本日、総合資源エネルギー調査会第46回基本政策分科会にて、第六次エネルギー基本計画の原案が示された。2030年の削減目標を2013年比46%として、2030年の電源構成では、再エネ36~38%、原子力20~22%、石炭19%、LNG20%、石油等2%、水素・アンモニア1%としたとするものである。世界では2050年カーボンニュートラルの実現に向けて気候変動対策を前提としたエネルギー政策への転換が進められているなか、日本は、今回の見直しにおいても、(S+3Eと言い換えてはいるが)3E+Sを基本とする現行のエネルギー基本計画の枠組みをほぼ踏襲したものである。原子力拡大の実現性が極めて乏しいことは周知であり、再エネは欧州諸国の現状レベルにとどまり、再エネ優先接続など電力システム改革の進展は殆どみられていない。石炭火力発電は2030年までにフェーズアウトを求められていることからも大きく乖離している。さらに、現時点で全く技術的に確立しておらずコストの見通しもない水素・アンモニア火力など科学技術イノベーション頼みで、将来的にも火力発電に依存し続けるとするもので、2050年までの確実な脱炭素の実現にはつながらない。

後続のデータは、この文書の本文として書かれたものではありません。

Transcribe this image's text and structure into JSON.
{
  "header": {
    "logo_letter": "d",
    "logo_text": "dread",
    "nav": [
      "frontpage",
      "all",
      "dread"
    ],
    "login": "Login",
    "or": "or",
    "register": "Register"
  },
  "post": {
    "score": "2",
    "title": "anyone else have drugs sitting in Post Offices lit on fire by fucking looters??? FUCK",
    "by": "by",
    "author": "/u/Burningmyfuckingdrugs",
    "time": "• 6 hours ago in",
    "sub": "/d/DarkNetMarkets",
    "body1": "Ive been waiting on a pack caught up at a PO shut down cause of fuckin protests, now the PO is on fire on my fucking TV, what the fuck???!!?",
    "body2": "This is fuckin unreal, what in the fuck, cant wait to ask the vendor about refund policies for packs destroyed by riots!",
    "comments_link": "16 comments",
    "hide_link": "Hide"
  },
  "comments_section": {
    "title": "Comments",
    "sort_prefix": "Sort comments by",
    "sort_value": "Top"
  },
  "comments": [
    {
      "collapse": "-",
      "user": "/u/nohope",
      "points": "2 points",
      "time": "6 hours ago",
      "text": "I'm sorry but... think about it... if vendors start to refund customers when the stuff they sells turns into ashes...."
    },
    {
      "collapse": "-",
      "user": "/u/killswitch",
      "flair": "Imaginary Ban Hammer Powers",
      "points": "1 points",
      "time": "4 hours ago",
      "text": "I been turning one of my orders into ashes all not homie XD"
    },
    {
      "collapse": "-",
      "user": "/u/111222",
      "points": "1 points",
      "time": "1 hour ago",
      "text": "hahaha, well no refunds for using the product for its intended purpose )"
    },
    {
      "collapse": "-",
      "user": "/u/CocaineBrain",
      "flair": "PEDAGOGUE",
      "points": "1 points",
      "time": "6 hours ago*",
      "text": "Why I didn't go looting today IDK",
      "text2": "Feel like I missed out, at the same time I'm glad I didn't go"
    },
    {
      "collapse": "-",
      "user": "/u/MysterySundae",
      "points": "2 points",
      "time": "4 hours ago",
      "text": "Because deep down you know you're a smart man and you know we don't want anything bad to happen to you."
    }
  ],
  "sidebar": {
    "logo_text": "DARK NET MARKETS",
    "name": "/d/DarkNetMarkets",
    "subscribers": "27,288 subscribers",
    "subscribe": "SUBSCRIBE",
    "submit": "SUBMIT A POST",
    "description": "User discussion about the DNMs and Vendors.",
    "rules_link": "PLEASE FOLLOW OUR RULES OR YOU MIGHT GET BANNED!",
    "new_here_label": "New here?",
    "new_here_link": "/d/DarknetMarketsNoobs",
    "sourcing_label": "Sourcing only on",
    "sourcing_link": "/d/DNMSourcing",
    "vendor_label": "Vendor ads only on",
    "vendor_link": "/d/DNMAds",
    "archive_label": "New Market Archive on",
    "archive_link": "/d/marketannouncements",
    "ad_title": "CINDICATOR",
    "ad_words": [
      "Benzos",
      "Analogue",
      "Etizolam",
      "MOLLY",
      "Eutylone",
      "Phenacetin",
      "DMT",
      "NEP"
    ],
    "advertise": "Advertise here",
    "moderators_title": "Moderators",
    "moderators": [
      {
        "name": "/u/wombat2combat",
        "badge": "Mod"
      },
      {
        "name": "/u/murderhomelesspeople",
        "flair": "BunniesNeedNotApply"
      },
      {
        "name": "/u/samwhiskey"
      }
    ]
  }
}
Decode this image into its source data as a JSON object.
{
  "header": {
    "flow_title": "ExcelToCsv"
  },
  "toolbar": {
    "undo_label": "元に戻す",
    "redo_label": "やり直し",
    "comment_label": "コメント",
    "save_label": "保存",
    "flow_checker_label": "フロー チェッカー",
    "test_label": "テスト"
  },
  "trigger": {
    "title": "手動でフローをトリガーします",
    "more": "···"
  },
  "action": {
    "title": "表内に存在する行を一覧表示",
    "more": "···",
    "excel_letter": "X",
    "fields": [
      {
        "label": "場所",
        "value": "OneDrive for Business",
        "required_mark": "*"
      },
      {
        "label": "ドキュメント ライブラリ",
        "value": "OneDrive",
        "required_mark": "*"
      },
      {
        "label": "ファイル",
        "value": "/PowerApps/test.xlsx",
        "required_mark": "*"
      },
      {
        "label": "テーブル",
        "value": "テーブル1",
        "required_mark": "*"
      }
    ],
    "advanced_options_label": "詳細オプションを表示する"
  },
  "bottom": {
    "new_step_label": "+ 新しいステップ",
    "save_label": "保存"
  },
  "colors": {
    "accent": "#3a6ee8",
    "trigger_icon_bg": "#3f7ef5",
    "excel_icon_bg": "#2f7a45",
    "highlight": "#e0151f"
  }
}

現在、地球の気温上昇は確実にスピードを上げ、早ければ2030年には産業革命前に比べて1.5℃未満に達してしまうレベルにあり、さらなる気候危機を回避することは時間との闘いである。今回のエネルギー基本計画の改定に求められていたのは、まさに気候危機に対応するエネルギー政策の転換であり、そのためには石炭火力は遅くとも2030年には全廃し、その他の火力発電所も段階的に廃止しなければならない。それにもかかわらず、今回の原案では2030年に石炭を19%も残すこととしており、世界でまず取り組むべき脱石炭のトレンドに水を差すものである。

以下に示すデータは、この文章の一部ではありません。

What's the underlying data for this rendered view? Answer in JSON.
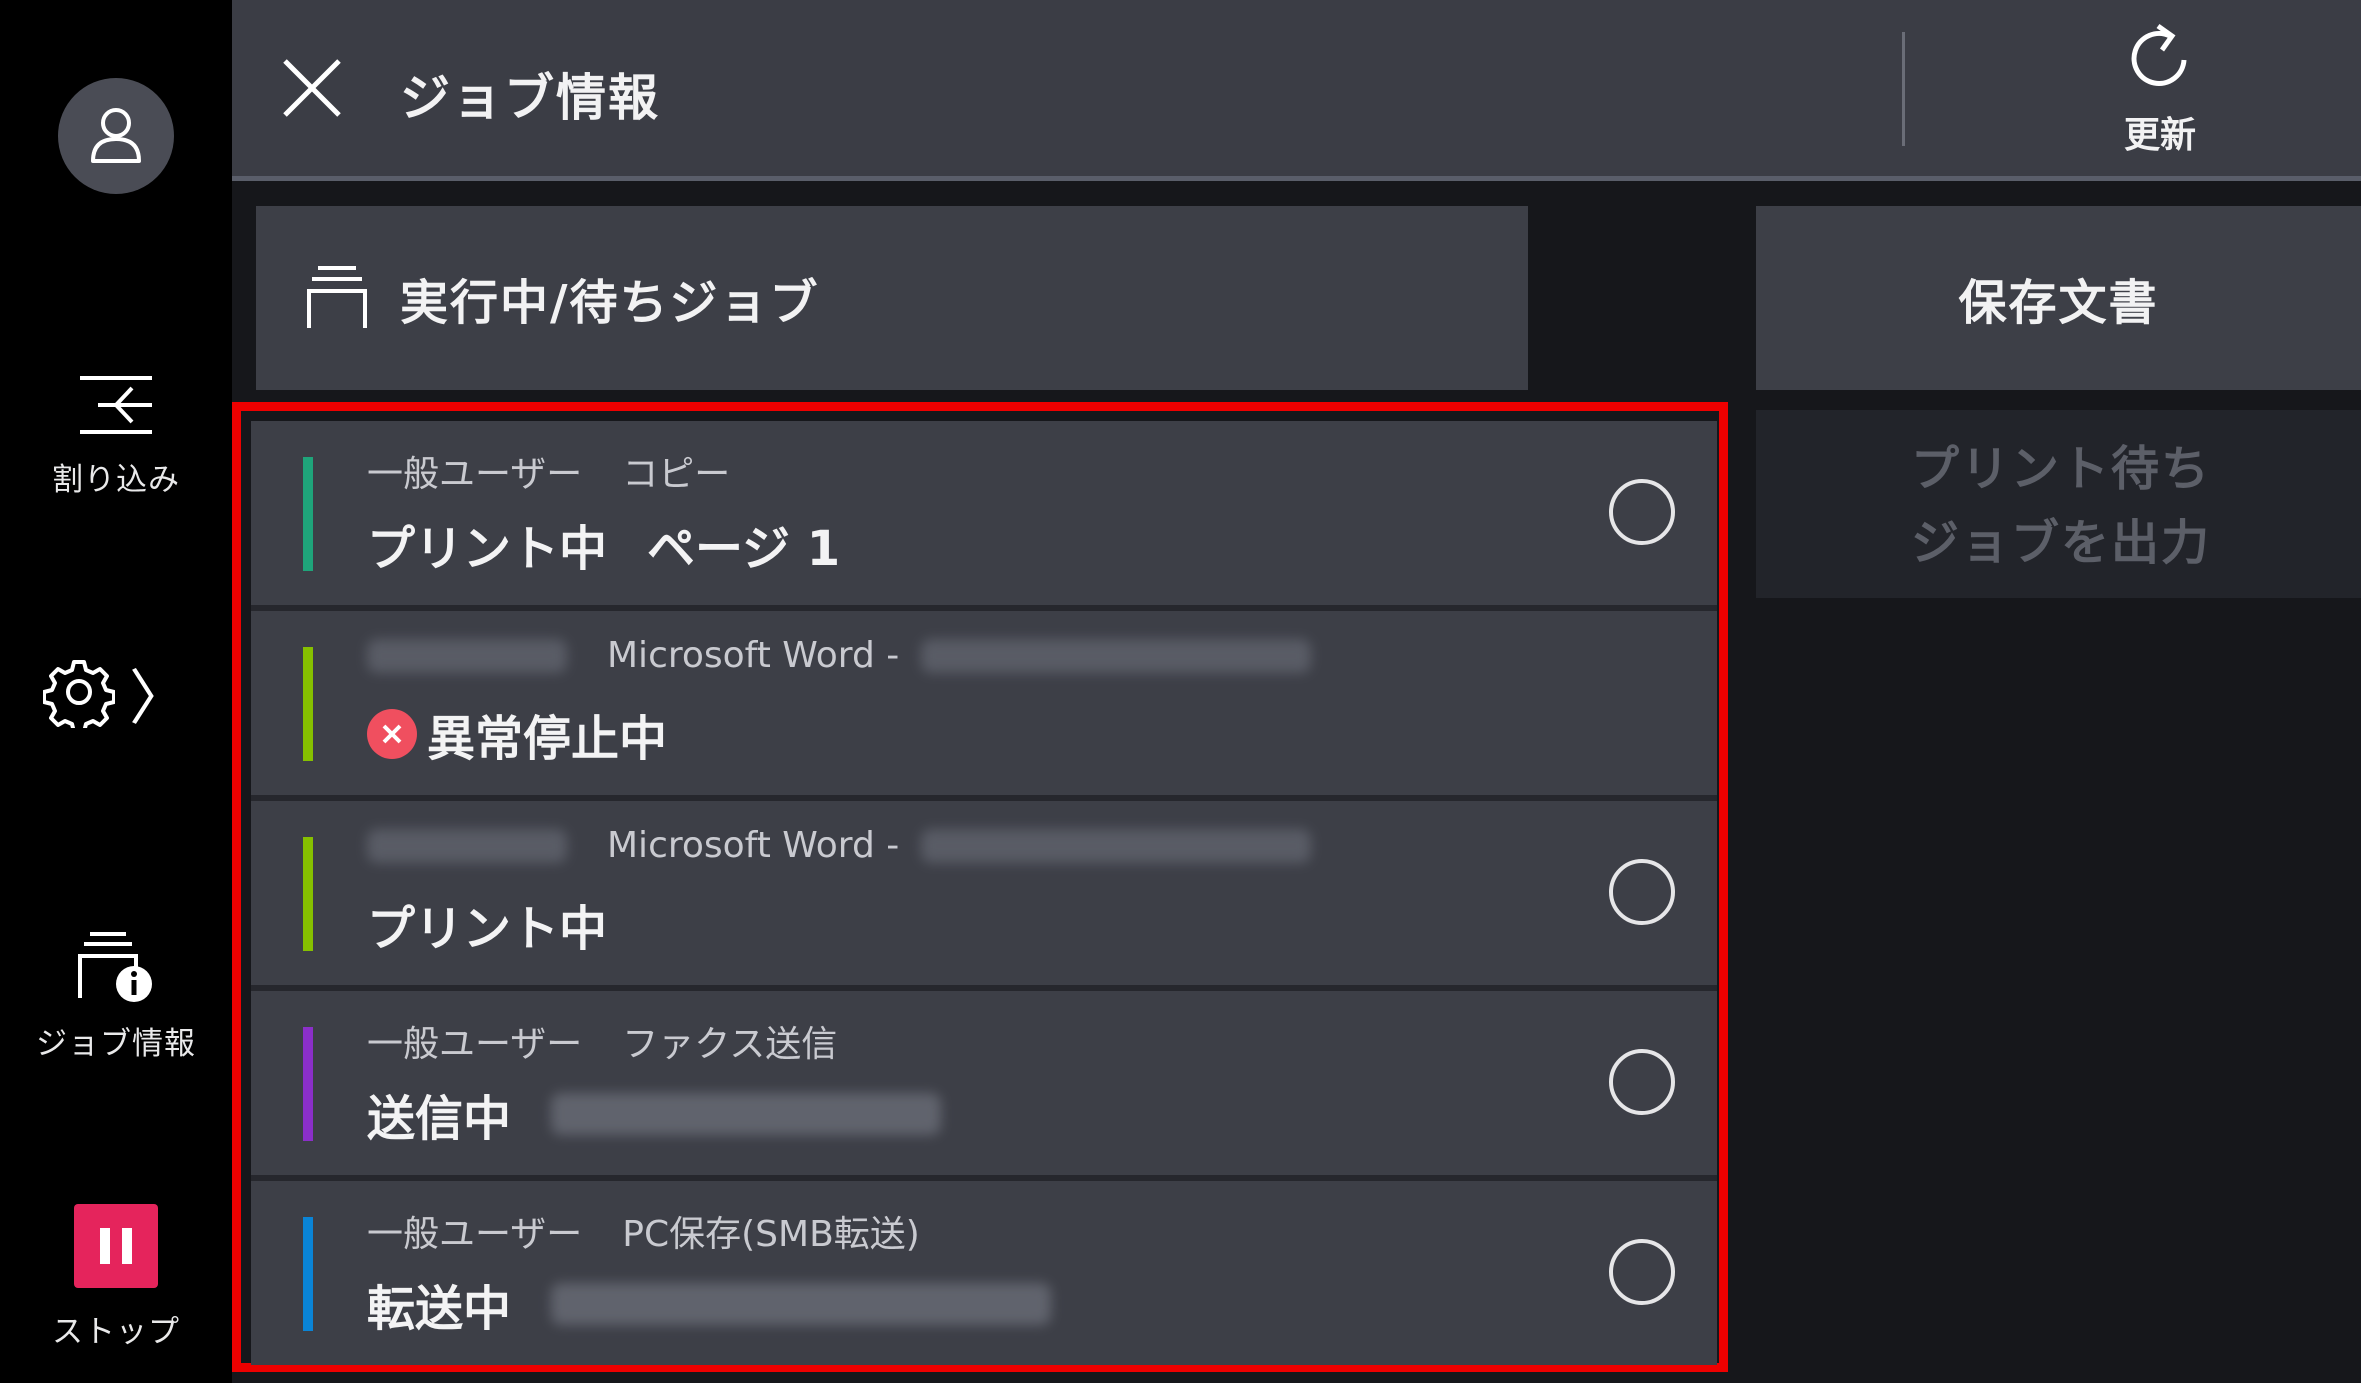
{
  "rail": {
    "interrupt_label": "割り込み",
    "job_info_label": "ジョブ情報",
    "stop_label": "ストップ",
    "settings_chevron": "〉"
  },
  "header": {
    "title": "ジョブ情報",
    "refresh_label": "更新"
  },
  "tabs": {
    "active_label": "実行中/待ちジョブ",
    "saved_label": "保存文書"
  },
  "side_panel": {
    "line1": "プリント待ち",
    "line2": "ジョブを出力"
  },
  "jobs": [
    {
      "user": "一般ユーザー",
      "type": "コピー",
      "status": "プリント中",
      "detail": "ページ 1",
      "bar_color": "#1fa47a",
      "has_error": false
    },
    {
      "user": "",
      "type": "Microsoft Word -",
      "status": "異常停止中",
      "detail": "",
      "bar_color": "#86c000",
      "has_error": true
    },
    {
      "user": "",
      "type": "Microsoft Word -",
      "status": "プリント中",
      "detail": "",
      "bar_color": "#86c000",
      "has_error": false
    },
    {
      "user": "一般ユーザー",
      "type": "ファクス送信",
      "status": "送信中",
      "detail": "",
      "bar_color": "#8b2fc9",
      "has_error": false
    },
    {
      "user": "一般ユーザー",
      "type": "PC保存(SMB転送)",
      "status": "転送中",
      "detail": "",
      "bar_color": "#0a84d6",
      "has_error": false
    }
  ],
  "colors": {
    "frame": "#ee0000",
    "stop": "#e5245c",
    "error": "#f04f5f"
  }
}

また、原子力の割合についても、現行の20~22%を維持するとし、「依存度の低減」に逆行する内容が示された。原子力は、発電時にCO2を排出しないとされているが、事故のリスクや廃棄物問題に加え、大規模集中型電源の特性から、トラブル時に備えて火力を温存させ、稼働に柔軟性のない原子力や石炭火力をベースロード電源とする考え方が再エネ普及のエネルギーシステム改革を妨げてきた。気候変動対策には、原発ではなく再エネへのシフトこそが重要である。

電力分野以外でのエネルギーシフトも不十分であり、大幅な省エネの積み増しと、再エネの活用強化などを打ち出すべきである。本来気候変動対策の本丸である大幅な省エネと「再エネ100%」を目指す2030年のエネルギー基本計画とするため、今回の原案の見直しを求める。